Où se situe donc le social business face au BOP?
Le bottom of the pyramid n'est en fait qu'un segment de marché. Le social business en est une approche spécifique pour trois principales raisons:
Les profits sont réinjectés dans leur globalité dans l'entreprise (pas de rémunération de l'actionnariat).
Les objectifs sociaux sont mis aux même niveaux que les objectifs économiques.
L'entreprise doit servir l'un des objectifs du millénaire (http://www.un.org/french/millenniumgoals/).

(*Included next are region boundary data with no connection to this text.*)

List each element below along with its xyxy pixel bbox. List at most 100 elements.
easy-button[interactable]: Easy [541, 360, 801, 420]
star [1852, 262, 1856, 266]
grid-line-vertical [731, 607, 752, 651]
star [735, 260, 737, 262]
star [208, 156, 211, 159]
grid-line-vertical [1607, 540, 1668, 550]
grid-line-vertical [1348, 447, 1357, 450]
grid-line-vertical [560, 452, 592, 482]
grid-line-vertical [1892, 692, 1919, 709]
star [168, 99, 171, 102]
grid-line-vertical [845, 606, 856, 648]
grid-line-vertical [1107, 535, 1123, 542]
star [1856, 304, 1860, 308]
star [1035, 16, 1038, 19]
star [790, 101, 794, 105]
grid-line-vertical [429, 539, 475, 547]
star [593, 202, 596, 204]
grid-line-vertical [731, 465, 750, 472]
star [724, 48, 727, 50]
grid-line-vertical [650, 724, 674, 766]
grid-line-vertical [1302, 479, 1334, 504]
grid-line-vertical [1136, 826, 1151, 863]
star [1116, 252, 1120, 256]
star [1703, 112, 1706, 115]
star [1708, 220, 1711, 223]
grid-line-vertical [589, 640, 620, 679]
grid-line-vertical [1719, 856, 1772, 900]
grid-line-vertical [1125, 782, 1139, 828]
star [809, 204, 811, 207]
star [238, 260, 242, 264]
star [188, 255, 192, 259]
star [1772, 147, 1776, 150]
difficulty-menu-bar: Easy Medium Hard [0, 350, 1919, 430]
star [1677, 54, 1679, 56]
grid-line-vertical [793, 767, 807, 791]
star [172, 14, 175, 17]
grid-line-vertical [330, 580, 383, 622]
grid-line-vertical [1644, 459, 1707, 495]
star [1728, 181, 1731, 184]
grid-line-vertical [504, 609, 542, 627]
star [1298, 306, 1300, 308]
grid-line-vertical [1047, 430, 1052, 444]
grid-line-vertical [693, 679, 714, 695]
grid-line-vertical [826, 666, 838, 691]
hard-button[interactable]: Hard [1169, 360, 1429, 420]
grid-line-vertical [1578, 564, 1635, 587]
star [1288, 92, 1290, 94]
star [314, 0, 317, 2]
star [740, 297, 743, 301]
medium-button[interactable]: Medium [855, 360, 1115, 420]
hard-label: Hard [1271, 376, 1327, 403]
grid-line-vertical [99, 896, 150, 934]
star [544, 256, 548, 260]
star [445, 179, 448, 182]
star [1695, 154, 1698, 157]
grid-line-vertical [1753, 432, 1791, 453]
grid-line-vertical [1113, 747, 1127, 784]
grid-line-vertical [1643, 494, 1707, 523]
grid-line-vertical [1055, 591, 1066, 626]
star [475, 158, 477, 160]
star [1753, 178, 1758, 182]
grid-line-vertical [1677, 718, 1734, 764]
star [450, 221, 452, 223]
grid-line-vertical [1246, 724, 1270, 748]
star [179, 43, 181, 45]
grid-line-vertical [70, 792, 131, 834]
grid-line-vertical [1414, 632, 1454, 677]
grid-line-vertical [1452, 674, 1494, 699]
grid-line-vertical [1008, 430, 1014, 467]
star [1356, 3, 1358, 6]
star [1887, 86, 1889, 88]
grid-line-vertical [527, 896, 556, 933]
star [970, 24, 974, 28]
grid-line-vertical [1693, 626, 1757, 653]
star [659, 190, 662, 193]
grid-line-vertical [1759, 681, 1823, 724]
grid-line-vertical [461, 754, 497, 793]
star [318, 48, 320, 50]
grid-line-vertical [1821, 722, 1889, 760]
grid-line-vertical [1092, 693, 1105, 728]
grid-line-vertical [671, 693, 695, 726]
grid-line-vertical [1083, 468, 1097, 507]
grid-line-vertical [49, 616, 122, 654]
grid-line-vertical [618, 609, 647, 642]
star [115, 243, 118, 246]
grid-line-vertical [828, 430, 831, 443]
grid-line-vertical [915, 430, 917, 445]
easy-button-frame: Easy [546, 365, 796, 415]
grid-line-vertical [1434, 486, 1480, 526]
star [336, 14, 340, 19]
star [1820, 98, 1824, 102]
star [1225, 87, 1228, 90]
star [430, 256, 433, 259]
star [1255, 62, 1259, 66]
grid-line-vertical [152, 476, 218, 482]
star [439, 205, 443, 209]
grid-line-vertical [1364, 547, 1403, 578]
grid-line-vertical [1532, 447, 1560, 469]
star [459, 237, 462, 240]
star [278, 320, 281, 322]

Pour aller plus loin sur ce sujet, voici quelques ouvrages qui m'ont suivis au Bangladesh:
• Vers un nouveau capitalisme du Professeur Muhammad Yunus (mon préféré bien entendu).
• The 86% solution de Vijay Mahajan et Kamini Banga.
• Capitalism at the Crossroads: aligning business, earth and humanity de Stuart L. Hart.
• Microfranchising: creating wealth at the bottom of the pyramid de Stephen W. Gibson et W. Gibb Dyer.
• Untapped: creating value in underserved market de J. Weiser, M. Kahane, S. Rochlin et J. Landis.
• Business solutions for the global poor: creating social and economic value de V. Kasturi Rangan, John A. Quelch, Gustavo Herrero et Brooke Barton.
• 4 milliards de nouveaux consommateurs: vaincre la pauvreté grâce au profit. de C.K. Prahalad.
• Sustainability Challenges and Sollutions at the Base of the Pyramid de P. Kandachar et M. Halme.